Les crédits seront mobilisés dans quatre directions. Tout d'abord pour mettre en oeuvre des parcours de formation qui seront déployés dans le cadre des pactes régionaux sur la période 2019-2022, 1,7 milliard d'euros sont ainsi provisionnés pour la seule année 2020.

Il s'agit aussi de consolider les mesures d'accompagnement des jeunes du Parcours contractualisé d'accompagnement vers l'autonomie et l'emploi (Pacea) et d'atteindre l'objectif de 100 000 jeunes bénéficiant de la Garantie jeunes. Ces mesures représenteront environ 575 millions d'euros en 2020. Le PIC permettra également de renforcer les capacités d'accueil dans les écoles de la deuxième chance (E2C) et les établissements pour l'insertion dans l'emploi (Epide).

Les crédits permettront également de repérer les invisibles, les jeunes sans emploi ni formation, qui ne sont pas suivis par le service public de l'emploi, pour mieux les accompagner et les former : près de 60 millions d'euros seront investis en 2020 pour financer la mise en place d'actions de repérage de ces jeunes décrocheurs dans le cadre d'un appel à projets « Repérage ».

Enfin, il s'agit de promouvoir les expérimentations portant des approches innovantes sur des problématiques ciblées, telles que la remobilisation et le retour à l'emploi dans les QPV par l'appel à projets « 100 % inclusion » ou la préparation à l'apprentissage. L'expérimentation du parcours intégré d'insertion « hébergement, orientation et parcours vers l'emploi » (HOPE) se poursuivra au profit de 1 500 réfugiés bénéficiaires d'une protection internationale, avec un taux d'embauche de 90 %.

La mise en oeuvre de la réforme de la formation professionnelle et de l'apprentissage se poursuivra en 2020. L'année 2019 aura été une année de profonde transition, avec la mise en place de France Compétences ou encore la création de onze nouveaux opérateurs de compétences (OPCO), à la place des 20 organismes paritaires collecteurs agréés (OPCA) préexistants, avec des missions recentrées sur le développement de l'apprentissage et l'appui aux TPE. L'année dernière a aussi vu le déploiement du nouveau compte personnel de formation, « Mon Compte Formation », qui trouvera son aboutissement demain, avec le lancement d'une application mobile dédiée.
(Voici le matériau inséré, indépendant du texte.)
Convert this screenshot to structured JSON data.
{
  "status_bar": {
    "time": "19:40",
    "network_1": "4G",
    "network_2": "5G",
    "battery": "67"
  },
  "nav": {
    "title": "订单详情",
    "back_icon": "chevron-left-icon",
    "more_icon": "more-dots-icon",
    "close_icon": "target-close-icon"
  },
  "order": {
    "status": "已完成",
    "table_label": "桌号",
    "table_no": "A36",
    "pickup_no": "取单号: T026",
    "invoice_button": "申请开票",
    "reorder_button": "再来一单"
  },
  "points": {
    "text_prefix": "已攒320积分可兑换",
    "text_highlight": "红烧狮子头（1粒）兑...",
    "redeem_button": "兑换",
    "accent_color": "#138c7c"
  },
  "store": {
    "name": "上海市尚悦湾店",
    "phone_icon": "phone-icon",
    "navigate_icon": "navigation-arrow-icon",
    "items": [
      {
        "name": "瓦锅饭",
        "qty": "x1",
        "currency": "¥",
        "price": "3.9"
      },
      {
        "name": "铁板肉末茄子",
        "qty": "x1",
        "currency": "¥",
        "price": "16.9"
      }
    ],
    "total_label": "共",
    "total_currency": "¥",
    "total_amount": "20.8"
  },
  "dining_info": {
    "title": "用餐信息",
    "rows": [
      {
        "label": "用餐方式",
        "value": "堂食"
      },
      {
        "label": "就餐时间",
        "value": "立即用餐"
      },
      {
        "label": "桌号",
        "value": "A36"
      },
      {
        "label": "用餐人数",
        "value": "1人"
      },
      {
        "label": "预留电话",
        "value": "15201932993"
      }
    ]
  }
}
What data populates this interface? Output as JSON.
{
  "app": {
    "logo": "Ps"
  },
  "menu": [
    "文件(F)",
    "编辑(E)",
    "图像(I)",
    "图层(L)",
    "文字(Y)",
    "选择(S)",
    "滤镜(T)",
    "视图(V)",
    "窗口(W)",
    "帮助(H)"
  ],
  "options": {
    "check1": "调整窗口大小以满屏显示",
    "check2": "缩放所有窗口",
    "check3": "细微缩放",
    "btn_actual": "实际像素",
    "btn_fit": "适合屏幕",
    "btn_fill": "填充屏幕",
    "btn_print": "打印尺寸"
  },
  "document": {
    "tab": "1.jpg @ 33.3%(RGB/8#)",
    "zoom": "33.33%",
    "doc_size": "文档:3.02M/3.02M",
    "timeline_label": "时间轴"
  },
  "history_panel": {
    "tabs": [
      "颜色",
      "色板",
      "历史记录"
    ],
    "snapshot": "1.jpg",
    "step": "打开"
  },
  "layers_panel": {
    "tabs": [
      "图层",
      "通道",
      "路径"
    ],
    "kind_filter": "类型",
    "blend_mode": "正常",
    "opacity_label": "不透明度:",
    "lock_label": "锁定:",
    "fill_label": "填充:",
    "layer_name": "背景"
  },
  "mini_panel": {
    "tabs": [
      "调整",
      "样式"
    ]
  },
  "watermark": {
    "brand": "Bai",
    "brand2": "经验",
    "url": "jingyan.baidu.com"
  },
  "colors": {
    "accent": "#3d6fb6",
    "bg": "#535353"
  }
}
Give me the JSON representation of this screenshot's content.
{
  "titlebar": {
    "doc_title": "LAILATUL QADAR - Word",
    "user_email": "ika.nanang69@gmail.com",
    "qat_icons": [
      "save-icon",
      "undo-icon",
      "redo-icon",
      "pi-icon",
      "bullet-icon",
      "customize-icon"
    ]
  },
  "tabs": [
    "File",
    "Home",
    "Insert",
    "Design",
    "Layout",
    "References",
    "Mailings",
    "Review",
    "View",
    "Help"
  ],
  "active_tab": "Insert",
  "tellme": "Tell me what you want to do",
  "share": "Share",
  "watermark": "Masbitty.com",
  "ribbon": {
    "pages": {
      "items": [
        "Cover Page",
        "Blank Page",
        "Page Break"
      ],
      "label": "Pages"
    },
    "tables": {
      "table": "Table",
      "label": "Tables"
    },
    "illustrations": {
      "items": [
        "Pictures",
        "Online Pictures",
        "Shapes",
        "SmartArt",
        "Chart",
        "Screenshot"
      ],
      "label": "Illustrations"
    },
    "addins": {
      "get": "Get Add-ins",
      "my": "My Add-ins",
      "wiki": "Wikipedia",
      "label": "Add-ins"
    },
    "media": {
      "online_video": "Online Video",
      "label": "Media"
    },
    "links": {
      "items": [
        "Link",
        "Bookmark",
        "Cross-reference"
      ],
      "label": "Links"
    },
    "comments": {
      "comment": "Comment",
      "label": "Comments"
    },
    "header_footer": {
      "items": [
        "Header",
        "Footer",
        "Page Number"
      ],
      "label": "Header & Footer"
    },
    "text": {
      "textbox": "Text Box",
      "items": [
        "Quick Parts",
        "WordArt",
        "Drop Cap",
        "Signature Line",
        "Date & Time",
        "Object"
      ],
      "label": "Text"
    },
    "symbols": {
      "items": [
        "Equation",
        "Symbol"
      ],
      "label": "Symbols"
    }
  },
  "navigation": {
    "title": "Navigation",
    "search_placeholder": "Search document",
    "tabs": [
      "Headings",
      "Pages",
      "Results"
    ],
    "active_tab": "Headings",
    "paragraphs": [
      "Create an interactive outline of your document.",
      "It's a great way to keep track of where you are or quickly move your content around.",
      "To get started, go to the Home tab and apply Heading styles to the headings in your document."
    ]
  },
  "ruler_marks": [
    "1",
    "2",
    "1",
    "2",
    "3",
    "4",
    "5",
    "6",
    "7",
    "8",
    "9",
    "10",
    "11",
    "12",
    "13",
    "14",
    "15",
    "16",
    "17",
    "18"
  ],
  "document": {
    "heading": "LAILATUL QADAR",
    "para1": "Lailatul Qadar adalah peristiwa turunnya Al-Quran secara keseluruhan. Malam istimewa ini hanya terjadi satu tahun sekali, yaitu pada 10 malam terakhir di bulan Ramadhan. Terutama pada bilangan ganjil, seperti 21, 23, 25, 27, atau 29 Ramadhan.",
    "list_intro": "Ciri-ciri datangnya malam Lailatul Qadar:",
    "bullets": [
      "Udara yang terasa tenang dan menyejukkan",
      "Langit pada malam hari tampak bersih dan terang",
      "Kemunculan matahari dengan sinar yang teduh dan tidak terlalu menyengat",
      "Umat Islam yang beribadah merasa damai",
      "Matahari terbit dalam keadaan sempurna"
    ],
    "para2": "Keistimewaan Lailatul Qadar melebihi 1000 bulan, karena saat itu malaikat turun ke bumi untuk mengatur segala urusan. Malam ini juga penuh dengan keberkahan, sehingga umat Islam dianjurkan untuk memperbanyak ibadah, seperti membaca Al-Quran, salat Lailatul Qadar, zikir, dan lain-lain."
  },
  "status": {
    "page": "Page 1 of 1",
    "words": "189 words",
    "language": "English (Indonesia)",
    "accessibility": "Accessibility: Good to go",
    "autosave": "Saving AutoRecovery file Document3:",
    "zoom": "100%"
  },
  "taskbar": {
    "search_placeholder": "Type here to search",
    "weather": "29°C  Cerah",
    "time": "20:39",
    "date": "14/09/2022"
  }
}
Cette application sera un élément clé du mouvement de transformation de la formation professionnelle que nous avons initié, donnant accès à 26 millions d'actifs à leurs droits et au choix de leur formation.

Les crédits du programme 111 augmentent sensiblement pour pouvoir financer l'organisation des élections syndicales visant à déterminer l'audience syndicale dans les petites entreprises.

Au-delà, mon ministère poursuit ses efforts dans le cadre de l'objectif gouvernemental global de réduction des effectifs. En 2020, la baisse sera de 226 emplois soit un taux d'effort de 2,6 %, identique à celui de 2019.

Cet effort s'inscrit plus largement dans le cadre de la réorganisation des services territoriaux de l'État initiée cette année par le Premier ministre. Un nouveau service public de l'insertion, sous l'autorité des préfets, regroupera l'ensemble des compétences contribuant à l'accompagnement, de l'hébergement d'urgence à l'insertion par l'activité économique jusqu'à l'emploi.

Enfin, le ministère relèvera le défi du numérique par le biais de la modernisation des systèmes d'information du ministère et surtout le lancement du code du travail numérique au 1er janvier 2020.

Un mot pour conclure sur les articles rattachés. La réforme de l'aide à la création ou à la reprise d'une entreprise (Acre) s'inscrit dans la même volonté de recentrer les crédits vers les personnes les plus éloignées de l'emploi. L'Acre est une exonération totale de cotisations de sécurité sociale, hors CSG et CRDS, pour la première année d'activité. Initialement réservée aux demandeurs d'emploi qui créent leur activité, elle bénéficie, depuis le 1er janvier dernier, à tous les créateurs d'entreprise, quelle que soit leur situation, y compris pour la création d'une micro-entreprise. Le projet de loi de finances prévoit un ajustement du dispositif pour réduire les effets d'aubaine identifiés, et ainsi maîtriser le montant de l'exonération de début d'activité, recentrer le mécanisme sur le public initialement visé, c'est-à-dire les créateurs et repreneurs d'entreprise donnant lieu à une activité économique nouvelle, et enfin rétablir l'équité entre les travailleurs indépendants, en alignant le niveau d'exonération pour les micro-entrepreneurs sur celui des travailleurs indépendants. L'exonération sera également limitée à un an pour tout le monde. Ces deux mesures sont prévues par un décret qui entrera en vigueur au 1er janvier 2020. Le PLF réserve par ailleurs l'exonération pour les micro-entrepreneurs aux chômeurs créateurs d'entreprises à compter de 2020 afin de cibler l'aide sur les publics les plus éloignés de l'emploi. Les crédits prévus pour financer cette mesure s'élèvent à 743 millions d'euros, soit une progression conséquente de 216 millions d'euros par rapport à l'an passé, malgré la réforme.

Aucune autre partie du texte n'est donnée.